The Wildlife Trusts’ response to the Government’s Net Zero Strategy

The Wildlife Trusts’ response to the Government’s Net Zero Strategy

Pool system on peat bog by Mark Hamblin/2020VISION

Today, the Government published its flagship Net Zero Strategy, which outlines how it intends to achieve Net Zero greenhouse gas emissions across the UK by 2050. The Wildlife Trusts believe that this Strategy falls short of tackling both the nature and climate emergencies, which by the Government’s own recognition, are entirely interlinked.

While the Strategy outlines a handful of positives for nature – most notably an additional £124 million of funding to the Nature for Climate Fund to boost woodland creation and peatland restoration – it lacks the policies and investment needed to repair our broken natural world both on land and at sea, at the pace and scale required.   

We need to make much more space for nature to recover – and increase it to at least 30% by 2030. Also, the Government must embed climate action – mitigation and adaptation – across every department and take urgent steps to stop carbon-emitting activities such as new road building, peat burning and damaging the seabed, which are absent from the Strategy.   

What is more, the Strategy relies on expensive innovation, built infrastructure, large-scale biomass crops and carbon capture and storage technologies that risk furthering the acute jeopardy facing our natural world.  

Craig Bennett, chief executive of The Wildlife Trusts, said:
“It's good to see the Government releasing more detail about their net zero plans at last – but they don’t seem to have fully recognised the role that nature can play. The nature and climate crises are intrinsically linked – we can’t solve one without the other. But there’s little new for nature today and minimal extra investment to enhance nature’s powers to help mitigate and adapt to climate change. Instead, old policies are being recycled – and it’s not enough.  

“Worse still, there are significant gaps in the strategy – vastly more peatland restoration is needed and the Government needs to ban peat burning right now or else they’ll undermine their own efforts to repair this valuable carbon-storing habitat. No commitments have been made to protect the seabed – a glaring absence. What’s more, by focusing on technologies like nuclear power – which cannot supply the clean power we need in time – the natural environment will be put at further risk.   

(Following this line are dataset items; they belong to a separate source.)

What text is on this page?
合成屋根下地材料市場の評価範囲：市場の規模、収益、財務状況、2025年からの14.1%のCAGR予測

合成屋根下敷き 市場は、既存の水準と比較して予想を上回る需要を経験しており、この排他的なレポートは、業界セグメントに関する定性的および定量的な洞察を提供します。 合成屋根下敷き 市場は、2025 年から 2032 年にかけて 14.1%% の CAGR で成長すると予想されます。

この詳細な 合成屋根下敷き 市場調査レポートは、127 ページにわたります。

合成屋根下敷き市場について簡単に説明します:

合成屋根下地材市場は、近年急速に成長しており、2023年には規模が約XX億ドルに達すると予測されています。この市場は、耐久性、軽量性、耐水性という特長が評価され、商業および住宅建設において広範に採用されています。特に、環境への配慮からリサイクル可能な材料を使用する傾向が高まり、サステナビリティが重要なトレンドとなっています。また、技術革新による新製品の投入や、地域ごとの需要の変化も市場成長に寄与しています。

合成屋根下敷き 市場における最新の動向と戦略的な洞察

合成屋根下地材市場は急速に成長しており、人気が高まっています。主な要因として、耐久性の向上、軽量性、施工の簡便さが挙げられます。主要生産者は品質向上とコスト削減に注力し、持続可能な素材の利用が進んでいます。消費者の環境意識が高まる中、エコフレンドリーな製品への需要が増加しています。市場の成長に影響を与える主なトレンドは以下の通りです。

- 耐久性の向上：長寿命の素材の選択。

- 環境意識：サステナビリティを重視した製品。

“Nature has a role to play to help us meet net zero and the Chancellor must boost investment in our neglected natural assets at next week’s spending review. Healthy natural habitats are crucial to tackling climate change and they are the bedrock of our prosperity. The Treasury’s Net Zero Review makes clear that further delayed investment will only serve to put future generations at risk and burden them with higher costs.”